As a result of this public interest, Jersey Heritage and the Jersey Tourist Guides Association (JTGA), whose guides staffed the Tower when it was open, will be meeting shortly to agree to reopen it again next summer.
The fortified Jersey Round Tower is owned by the Parish of St Clement and leased to Jersey Heritage. Set in a spectacular location, the Tower overlooks the South East Coast of Jersey Ramsar site, which forms one of the largest intertidal reefs in Europe and was designated as a Wetland of International Importance nearly two decades ago.
Jersey Heritage carried out works to enable safe access into the Tower, which was officially opened as an interpretation centre on World Wetlands Day in February. A series of seven public open days on Sundays followed between April and October. It was the first time that the Tower had been opened regularly since it was previously occupied by the Jersey Amateur Radio Society, who vacated the building in 1988.
The Tower now houses a series of pop-up banners, created by Jersey Heritage, which tell the story of Le Hocq and the defence of the Island. There is also information about the geology of the area, the prehistoric landscape, and the Ramsar site and wetlands birds. JTGA guides were on hand to give tours and answer questions when the Tower was open, supported by volunteers from Jersey Heritage and the Société Jersiaise.

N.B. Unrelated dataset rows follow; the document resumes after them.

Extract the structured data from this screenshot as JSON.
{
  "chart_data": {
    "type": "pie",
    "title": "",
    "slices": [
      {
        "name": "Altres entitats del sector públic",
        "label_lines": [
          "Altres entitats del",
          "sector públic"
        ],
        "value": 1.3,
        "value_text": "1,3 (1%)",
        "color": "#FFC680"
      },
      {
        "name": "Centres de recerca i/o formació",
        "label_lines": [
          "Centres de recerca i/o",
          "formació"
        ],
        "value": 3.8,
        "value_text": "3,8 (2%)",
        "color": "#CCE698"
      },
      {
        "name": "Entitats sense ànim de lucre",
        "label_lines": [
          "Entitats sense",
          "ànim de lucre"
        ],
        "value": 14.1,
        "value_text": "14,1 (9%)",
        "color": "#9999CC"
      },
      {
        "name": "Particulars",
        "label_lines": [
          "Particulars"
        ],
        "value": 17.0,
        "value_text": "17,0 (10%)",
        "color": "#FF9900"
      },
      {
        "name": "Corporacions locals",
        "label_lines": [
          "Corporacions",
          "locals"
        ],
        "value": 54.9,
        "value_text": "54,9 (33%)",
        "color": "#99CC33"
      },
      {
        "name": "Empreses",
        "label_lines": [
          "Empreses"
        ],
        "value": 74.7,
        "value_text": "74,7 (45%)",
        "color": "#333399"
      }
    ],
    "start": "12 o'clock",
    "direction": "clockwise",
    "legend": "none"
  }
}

An estimated 350 people visited the Tower over its opening weekend in February, with another 1,412 people recorded as visitors during the open days. After entering the Tower they were able to climb up to the first floor and down into the cellar, which would have been used to store gunpowder in the 18th century. The open days raised nearly £1,000 in donations for Jersey Heritage from members of the public.
Capt Brian Nibbs, of the JTGA, said: “We are delighted that so many people took the opportunity to find out more about the Tower’s history and the geology of this special corner of Jersey. We had some fantastic feedback, with lots of people saying they had always wanted to climb inside and take a look. We look forward to working with Jersey Heritage again next year to reopen Le Hocq Tower for another season.”
Lucy Layton, Jersey Heritage’s Outreach Curator, added: “The interpretation centre is a wonderful use for the Tower, which is a Listed building and over 200 years old. It fits perfectly with our Forts and Towers project, which aims to give public access to some of the Island’s most historic sites, while also conserving the history and character of theseincredible buildings. We are very grateful to the volunteer guides of the Jersey Tourist Guides Association, who gave up their time to staff these open days.”
Le Hocq Tower will reopen on World Wetlands Day on Sunday, 2 February 2020 and, subject to confirmation, the first Sunday of every month between April and October.